Avenio is a low floor tram family produced by Siemens Transportation Systems. It is the successor to the Combino family. The first generation was sold as the Combino Supra /ˈsprə/, Combino MkII, or Combino Plus. With the introduction of the second generation in 2009 the Combino brand was dropped and Siemens have referred to Combino Plus trams in Almada (Portugal) and Budapest (Hungary) as part of the Avenio range.

The Avenio is made of stainless steel instead of light materials, and is manufactured at a new assembly line in Vienna. Like the Combino it utilizes a modular design with standardised components, with resulting reduced costs.

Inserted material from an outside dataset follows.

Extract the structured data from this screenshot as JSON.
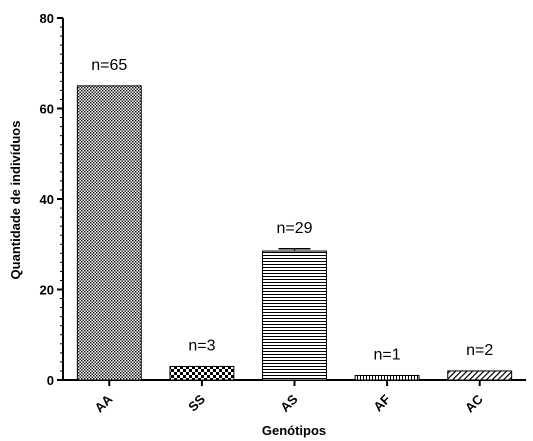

Unlike the Combino, the Combino Supra is designed in nine-metre (29 ft 6 in) fixed sections. Each section has a bogie, either powered or unpowered. The length can be anywhere from two sections (18 metres or 59 feet 1 inch) to eight (72 metres or 236 feet 3 inches). In Budapest and Almad, modules are in two-car blocks, each connected by a double articulation joint. In the Combino and other articulated low-floor trams, the modules are suspended between the bogies. Siemens claims the axle load is 10 tonnes (9.8 long tons; 11 short tons) for a width of 2.65 metres (8 ft 8 38 in), such as the Almada.

For Budapest, the length went from nine modules of the Combino to six for the Combino Supra.

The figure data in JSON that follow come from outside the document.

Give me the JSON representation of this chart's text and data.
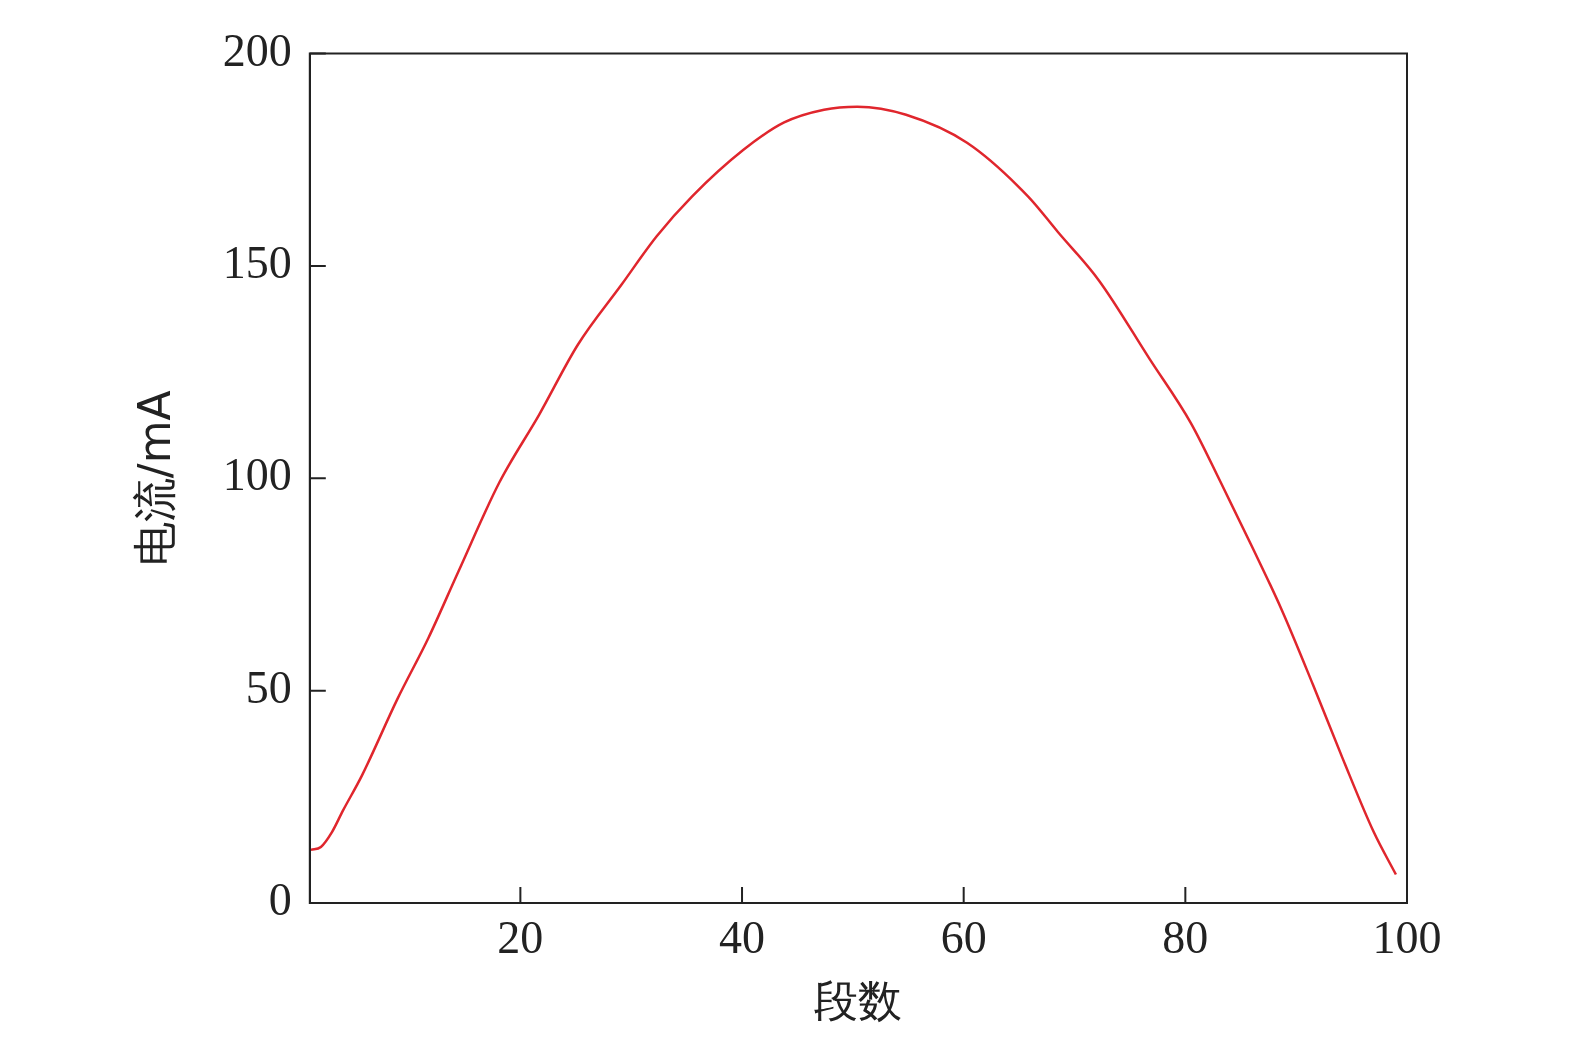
{
  "chart_data": {
    "type": "line",
    "xlabel": "段数",
    "ylabel": "电流/mA",
    "xlim": [
      1,
      100
    ],
    "xticks": [
      20,
      40,
      60,
      80,
      100
    ],
    "ylim": [
      0,
      200
    ],
    "yticks": [
      0,
      50,
      100,
      150,
      200
    ],
    "grid": false,
    "legend": false,
    "marker": "none",
    "line_style": "solid",
    "series": [
      {
        "color": "#e0262d",
        "x": [
          1.1,
          2,
          3,
          4,
          5.7,
          8.9,
          11.7,
          14.4,
          18.1,
          21.7,
          25.2,
          29.1,
          32.3,
          35.5,
          40.1,
          43.8,
          47.4,
          50.4,
          54.8,
          60.3,
          65.8,
          68.5,
          72.2,
          76.8,
          80.5,
          83.2,
          86,
          88.7,
          91.5,
          94.2,
          97,
          99
        ],
        "values": [
          12.5,
          13.2,
          16.7,
          21.8,
          30,
          48,
          62.4,
          78,
          99,
          115,
          131.5,
          145.5,
          157,
          166.4,
          177.3,
          183.8,
          186.8,
          187.5,
          185.6,
          179,
          166.4,
          158,
          146.6,
          128,
          113,
          99,
          84,
          69,
          51.5,
          34,
          16.7,
          6.7
        ]
      }
    ]
  }
}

The Combino had a half-width door near the driver's cab, where the Combino Supra has a full double-leaf door.

The city transport company of Budapest ordered 40 Combino Supra Budapest NF 12B units for the city's tram network. The six-module trams (three units of two sections) are 53.99 meters long, exceeded only by the 59.4 m CarGoTrams in Dresden, thus making them the longest passenger trams in the world at the time of their introduction. (In 2016 56 meters long CAF Urbos 3 trams entered service in Budapest.) The first two units were delivered on March 14, 2006, and the rest was delivered by the summer of 2007.